I'm only working with limited information here so apologies. However, these are common happenings in senior year and parents tend to get worried about first born's every move.

However, if you find it alarming, do recommend going to his school's mental health center, they should be able to get him through this transition. If he feels therapy is helpful then he can find a therapist once back home.
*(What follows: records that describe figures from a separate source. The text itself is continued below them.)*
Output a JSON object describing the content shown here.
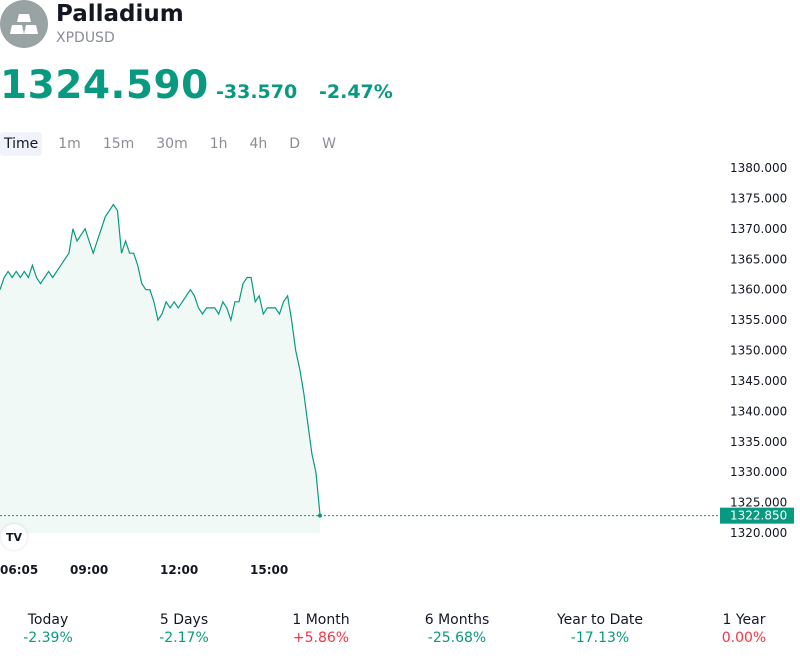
{
  "header": {
    "title": "Palladium",
    "symbol": "XPDUSD",
    "logo_icon": "gold-bars-icon"
  },
  "quote": {
    "price": "1324.590",
    "change": "-33.570",
    "change_percent": "-2.47%",
    "color": "#089981"
  },
  "tabs": [
    "Time",
    "1m",
    "15m",
    "30m",
    "1h",
    "4h",
    "D",
    "W"
  ],
  "chart_data": {
    "type": "area",
    "y_ticks": [
      "1380.000",
      "1375.000",
      "1370.000",
      "1365.000",
      "1360.000",
      "1355.000",
      "1350.000",
      "1345.000",
      "1340.000",
      "1335.000",
      "1330.000",
      "1325.000",
      "1320.000"
    ],
    "x_ticks": [
      "06:05",
      "09:00",
      "12:00",
      "15:00"
    ],
    "last_value_label": "1322.850",
    "ylim": [
      1320,
      1380
    ],
    "series": [
      {
        "values": [
          1360,
          1362,
          1363,
          1362,
          1363,
          1362,
          1363,
          1362,
          1364,
          1362,
          1361,
          1362,
          1363,
          1362,
          1363,
          1364,
          1365,
          1366,
          1370,
          1368,
          1369,
          1370,
          1368,
          1366,
          1368,
          1370,
          1372,
          1373,
          1374,
          1373,
          1366,
          1368,
          1366,
          1366,
          1364,
          1361,
          1360,
          1360,
          1358,
          1355,
          1356,
          1358,
          1357,
          1358,
          1357,
          1358,
          1359,
          1360,
          1359,
          1357,
          1356,
          1357,
          1357,
          1357,
          1356,
          1358,
          1357,
          1355,
          1358,
          1358,
          1361,
          1362,
          1362,
          1358,
          1359,
          1356,
          1357,
          1357,
          1357,
          1356,
          1358,
          1359,
          1355,
          1350,
          1347,
          1343,
          1338,
          1333,
          1330,
          1323
        ]
      }
    ],
    "line_color": "#089981",
    "fill_color": "#e8f5f2"
  },
  "performance": [
    {
      "label": "Today",
      "value": "-2.39%",
      "color": "#089981"
    },
    {
      "label": "5 Days",
      "value": "-2.17%",
      "color": "#089981"
    },
    {
      "label": "1 Month",
      "value": "+5.86%",
      "color": "#f23645"
    },
    {
      "label": "6 Months",
      "value": "-25.68%",
      "color": "#089981"
    },
    {
      "label": "Year to Date",
      "value": "-17.13%",
      "color": "#089981"
    },
    {
      "label": "1 Year",
      "value": "0.00%",
      "color": "#f23645"
    }
  ],
  "tv_logo_text": "TV"
}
Long distance with GF, new job, moving back home etc are a lot to digest. Most long distance relationships fade so that must be a worry for both. NYC has plenty of dating options.
Anonymous
Though keep in mind that he himself could be the problem and that young woman is overwhelmed herself trying to be there for him.
Anonymous
Anonymous wrote:Surprising! In my circle (22-30 age group, mostly from T20 schools), nobody moved back to suburbia in their childhood bedrooms. Only people moving back are ones who can't afford to live on their own or lack adult skills to survive on their own.





+1

This is usually culture and due to pressure and expectations from the parents. Seen this for decades. Whatever. Stunt your kids for as long as they’ll have you.
Anonymous
Anonymous wrote:She sounds abusive and a narcissist.


The mom.
Anonymous
What does dad have to say about it all?
Anonymous
lol with this lame marketing articles.

Isn’t vox bankrupt?
Anonymous
Anonymous wrote:
Anonymous wrote:Surprising! In my circle (22-30 age group, mostly from T20 schools), nobody moved back to suburbia in their childhood bedrooms. Only people moving back are ones who can't afford to live on their own or lack adult skills to survive on their own.





+1

This is usually culture and due to pressure and expectations from the parents. Seen this for decades. Whatever. Stunt your kids for as long as they’ll have you.


Is this your opinion? Many recent articles suggest young people in recent times are opting to stay a few more years with parents. May be there is shift in mindset in America going on. Why do you think your experience is the only valid or correct one?